On speaking with the driver I said, ‘You failed to comply with the “Stop” sign at the junction.’
‘Oh, come on,’ the driver said. ‘Give me a break, I slowed down, didn’t I, is that not enough for you?’
I pointed out to the driver that you’re not meant to slow down, you’re actually meant to stop. That’s why it is called a ‘Stop’ sign.
The driver looked at me with a smug expression on his face and began to remonstrate with me.
‘Slow down! Stop! Slow down! Stop! What’s the bloody difference, you idiot? They’re both the same thing!’
I then ordered him to step out of his car and said I would attempt, in my own way, to explain to him the difference.
The driver shook his head in disgust as he stepped from his car and stood in front of me, waiting for me to give him my explanation.
At which point I drew my police baton and started giving him a ‘Rodney King’, walloping him repeatedly across the head and body with it.
As a result of my drastic action, he started screaming in agony at being struck, whereupon I said to him, ‘Right, now! Do you want me to slow down? Or stop? Slow down? Or stop? It’s your choice!’
I think you can guess what his answer was. But you can be sure he learned from that lesson that there was a considerable difference!
Dating Agencies
…
A young cop contacted a dating agency with the request to find him the perfect companion to spend the rest of his life with.
‘She must be small and neat, with a cute face,’ he said. ‘And she must love water sports and group activities!’
The agency loaded his request for the perfect mate into their computer.
Several moments later, the computer printed out:
‘Marry a penguin!’
Three Amigos
…
During the start of my service, Jimmy Clark and I were joined regularly by David Ball, another young cop who was on our course and we soon became like the ‘Three Amigos’.
Being three keen footballers, we socialised quite often and enjoyed each other’s company – and that of Whyte & Mackay!
However, David was an awful guy for meeting up with a female and if he dated her more than once, and she smiled at him at least twice in that time, he wanted
to marry her.
As it turned out, it suited Clarky and me, ‘cause we were always the first names on his guest list at the engagement party, and Clarky always said, ‘Keep the receipt for the present, so you can return it and get your money back!’ But the best way was to just tie an elastic band to the present and it was back in your possession when you left the party.
I say that because David’s engagements never lasted very long, in fact sometimes they were over before the party ended!
As his best friend and confidante, Jimmy Clark would usually talk him out of it and afterwards he’d wink at me and say, ‘That’s another party guaranteed in a few months’ time!’
This would be long enough for David to meet another potential fiancée, and for us to suggest the venue of the party.
After about his third engagement party and his latest wife-to-be had her dreams of marital bliss ruined by his amigos, who had enlightened her with a few porky pies about his sexual preferences, David actually confided in us a few months later about his latest visually impaired blind date!
This was the one, and of that there was no doubt in his mind.

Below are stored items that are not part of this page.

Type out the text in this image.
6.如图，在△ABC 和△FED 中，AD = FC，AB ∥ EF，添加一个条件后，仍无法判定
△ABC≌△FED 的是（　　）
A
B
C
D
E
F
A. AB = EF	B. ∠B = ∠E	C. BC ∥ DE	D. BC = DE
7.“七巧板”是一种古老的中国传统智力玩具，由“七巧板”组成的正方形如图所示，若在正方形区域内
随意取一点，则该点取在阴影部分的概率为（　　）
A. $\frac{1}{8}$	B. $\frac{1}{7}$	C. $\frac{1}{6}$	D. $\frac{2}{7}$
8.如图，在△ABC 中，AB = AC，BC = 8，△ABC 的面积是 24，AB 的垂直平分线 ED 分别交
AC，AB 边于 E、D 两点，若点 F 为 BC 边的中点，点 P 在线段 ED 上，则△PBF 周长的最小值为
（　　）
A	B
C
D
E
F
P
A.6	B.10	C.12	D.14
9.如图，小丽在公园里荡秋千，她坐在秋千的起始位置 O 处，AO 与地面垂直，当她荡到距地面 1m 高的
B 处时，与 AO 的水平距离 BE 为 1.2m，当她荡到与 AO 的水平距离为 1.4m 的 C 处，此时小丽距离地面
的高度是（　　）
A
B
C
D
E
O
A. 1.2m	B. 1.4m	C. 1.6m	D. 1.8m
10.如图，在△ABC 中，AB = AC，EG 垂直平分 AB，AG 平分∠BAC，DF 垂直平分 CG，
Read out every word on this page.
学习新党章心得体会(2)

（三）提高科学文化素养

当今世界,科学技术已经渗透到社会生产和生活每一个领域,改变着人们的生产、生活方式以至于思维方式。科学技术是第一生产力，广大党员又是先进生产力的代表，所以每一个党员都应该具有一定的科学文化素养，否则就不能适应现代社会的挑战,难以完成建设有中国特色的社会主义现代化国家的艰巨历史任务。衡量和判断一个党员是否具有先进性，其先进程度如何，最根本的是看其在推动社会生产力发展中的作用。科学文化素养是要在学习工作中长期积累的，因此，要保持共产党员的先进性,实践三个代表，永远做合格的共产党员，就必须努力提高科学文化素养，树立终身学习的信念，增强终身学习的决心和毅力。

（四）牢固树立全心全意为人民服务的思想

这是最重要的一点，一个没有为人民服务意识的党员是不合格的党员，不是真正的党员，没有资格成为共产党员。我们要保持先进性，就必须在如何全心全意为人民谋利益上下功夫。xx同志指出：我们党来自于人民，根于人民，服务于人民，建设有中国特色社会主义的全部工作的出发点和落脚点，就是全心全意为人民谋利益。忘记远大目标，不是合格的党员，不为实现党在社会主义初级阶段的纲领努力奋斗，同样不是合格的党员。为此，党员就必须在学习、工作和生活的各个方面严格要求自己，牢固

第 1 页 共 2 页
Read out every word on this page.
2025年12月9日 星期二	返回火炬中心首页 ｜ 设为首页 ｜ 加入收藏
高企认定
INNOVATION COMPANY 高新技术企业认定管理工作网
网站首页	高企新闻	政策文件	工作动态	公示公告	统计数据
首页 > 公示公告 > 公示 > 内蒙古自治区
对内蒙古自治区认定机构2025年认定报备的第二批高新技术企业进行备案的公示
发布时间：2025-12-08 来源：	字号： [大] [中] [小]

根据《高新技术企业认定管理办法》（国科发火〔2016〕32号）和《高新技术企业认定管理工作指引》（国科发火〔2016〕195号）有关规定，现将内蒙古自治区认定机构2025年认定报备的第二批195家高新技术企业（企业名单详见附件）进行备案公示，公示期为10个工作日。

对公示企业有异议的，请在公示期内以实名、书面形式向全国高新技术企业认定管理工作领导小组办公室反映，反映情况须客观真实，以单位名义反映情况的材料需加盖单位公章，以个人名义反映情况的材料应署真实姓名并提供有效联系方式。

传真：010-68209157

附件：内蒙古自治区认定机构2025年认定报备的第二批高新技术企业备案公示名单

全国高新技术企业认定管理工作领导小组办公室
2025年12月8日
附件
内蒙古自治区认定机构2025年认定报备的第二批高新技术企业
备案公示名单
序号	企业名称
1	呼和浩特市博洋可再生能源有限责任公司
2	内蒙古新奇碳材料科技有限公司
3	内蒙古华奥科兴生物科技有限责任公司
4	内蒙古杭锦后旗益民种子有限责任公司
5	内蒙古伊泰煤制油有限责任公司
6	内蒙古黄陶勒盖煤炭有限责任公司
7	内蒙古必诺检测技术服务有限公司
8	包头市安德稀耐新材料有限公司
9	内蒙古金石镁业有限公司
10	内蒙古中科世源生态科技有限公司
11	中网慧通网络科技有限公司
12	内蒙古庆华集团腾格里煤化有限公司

He had met Callie for the first time at his local Kwik Save superstore, where she was employed as a cashier assistant, and, in David’s words, ‘It was love at first sight for both of us!’
This was serious stuff, made more obvious by his absenteeism at our regular ‘Amigo’ meetings in the pub.
Jimmy was worried.
It wasn’t so much losing a loyal drinking buddy, who hosted good engagement parties, as gaining a potential wife for David that we hadn’t chosen, and who would definitely put an end to our weekly drinking sessions and our quarterly social nights, hosted and financed by the latest fiancée’s parents!